A 10-year Australian study into the link between diet and depression has found that junk food isn’t just wrecking our physical health – it’s wrecking our mental health as well.
The Latest Findings
Psychiatric researcher and Associate Professor at Deakin University in Victoria set up a study examining the influence of diet on depression in a large group of Australian women. After taking issues such as education, physical activity, and socio-economic status into account, what she found was extraordinary. Women who ate a processed food diet were 50 percent more likely to have a depressive disorder than those who ate a high-quality whole food one.
The findings generated huge international interest and more massive studies backed her research. A similar study on 3,500 British civil servants, found that those eating high-fat, high-sugar foods were 58 percent more likely to develop depression that their healthy eating counterparts.
While a second study, of 10,000 middle-aged Spanish university graduates, found that a Meditteranean-style diet was hugely beneficial in preventing mental disorders, while a fast-food diet increased depression risk.
“Diet matters to depression,” Professor Jacka says. “Better quality diets are consistently associated with reduced depression, while diets high in processed foods are associated with increased depression and often anxiety. Worryingly, this seems to be the case right from the start of life.”
From Pregnancy to Childhood And Beyond
“We led a very large study of more than 20,000 mothers and their children that showed the children of mothers who ate an unhealthier diet during pregnancy had higher levels of behaviours that are linked to mental disorders”, says Professor Jacka.
“This is consistent with what we see in animal experiments, where unhealthy diets fed to pregnant animals result in many changes to the brain and behaviours in offspring. This is very important to understand if we want to think about preventing mental disorders in the first place.”
There has never been a more important time for her work. In the 20 years betweem 1986 and 2006, data from the US and UK found that the percentage of young people suffering from mental health issues had doubled.
This is particularly depressing since the average age for the onset of anxiety is just six, and for depression it’s 13, and once children develop these conditions, they can become recurrent life-long issues.
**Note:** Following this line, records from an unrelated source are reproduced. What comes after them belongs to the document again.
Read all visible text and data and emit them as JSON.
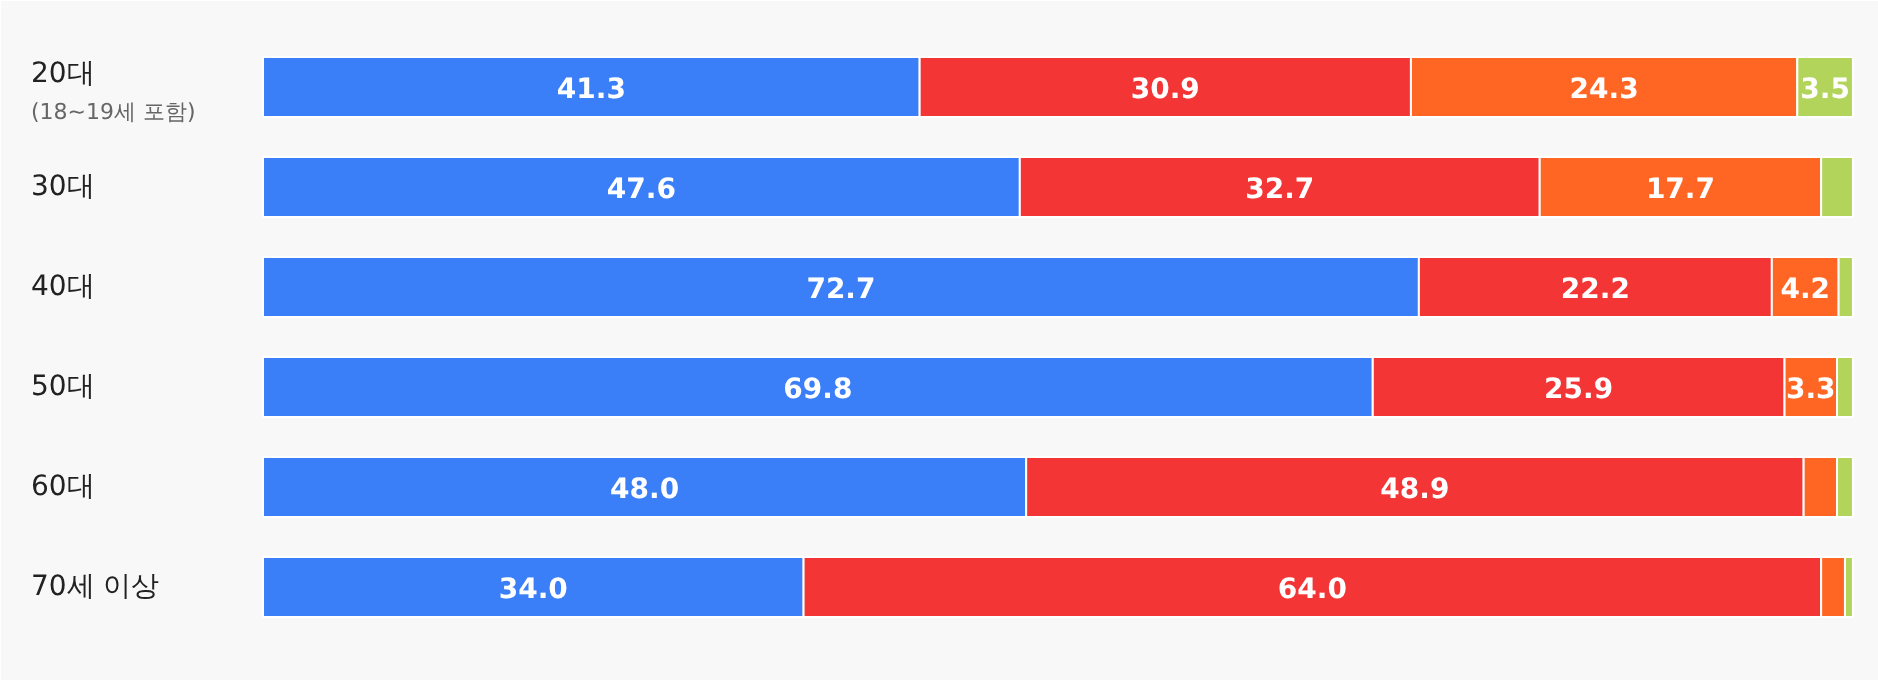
{
  "chart_data": {
    "type": "bar",
    "orientation": "horizontal",
    "stacked": true,
    "grid": false,
    "categories": [
      "20대\n(18~19세 포함)",
      "30대",
      "40대",
      "50대",
      "60대",
      "70세 이상"
    ],
    "series": [
      {
        "color": "#3a7ff7",
        "values": [
          41.3,
          47.6,
          72.7,
          69.8,
          48.0,
          34.0
        ],
        "value_labels": [
          "41.3",
          "47.6",
          "72.7",
          "69.8",
          "48.0",
          "34.0"
        ]
      },
      {
        "color": "#f33535",
        "values": [
          30.9,
          32.7,
          22.2,
          25.9,
          48.9,
          64.0
        ],
        "value_labels": [
          "30.9",
          "32.7",
          "22.2",
          "25.9",
          "48.9",
          "64.0"
        ]
      },
      {
        "color": "#ff6623",
        "values": [
          24.3,
          17.7,
          4.2,
          3.3,
          2.1,
          1.5
        ],
        "value_labels": [
          "24.3",
          "17.7",
          "4.2",
          "3.3",
          null,
          null
        ]
      },
      {
        "color": "#b3d45a",
        "values": [
          3.5,
          2.0,
          0.9,
          1.0,
          1.0,
          0.5
        ],
        "value_labels": [
          "3.5",
          null,
          null,
          null,
          null,
          null
        ]
      }
    ]
  }
}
So What Should Be On Your Dinner Plate?
Professor Jacka recommends the Mediterranean diet: vegetables, fruit, whole grains, legumes, nuts, olive oil, seafood; poultry, eggs, cheese, yogurt in moderation; red meat and sweets less often.
She says that 30g of nuts daily are beneficial. “Nuts are very high in antioxidants and oxidative stress underpins most non-communicable diseases. Your body needs good nutrition to work properly and so does your brain.”
She also recommends looking after our gut health by increasing fibre in the form of plant foods and including vinegars, such as balsamic and apple cider vinegar, in our diets. In addition, she recommends fermented foods, such as sauerkraut and kombucha, as a good way to introduce friendly bacteria to our intestines.
And what about nutritional supplements? There is evidence that zinc taken in conjunction with antidepressants improves their effectiveness. An amino acid called N-acetyl Cysteine (NAC) has bene shown to help people with depressions and B vitamins may play a role too. Also, fish oil has been found to help prevent at-risk young people from developing full-blown psychosis.
“It could be that in the future, referrals to dietitians will be common for people with mental illness,” Professor Jacka says.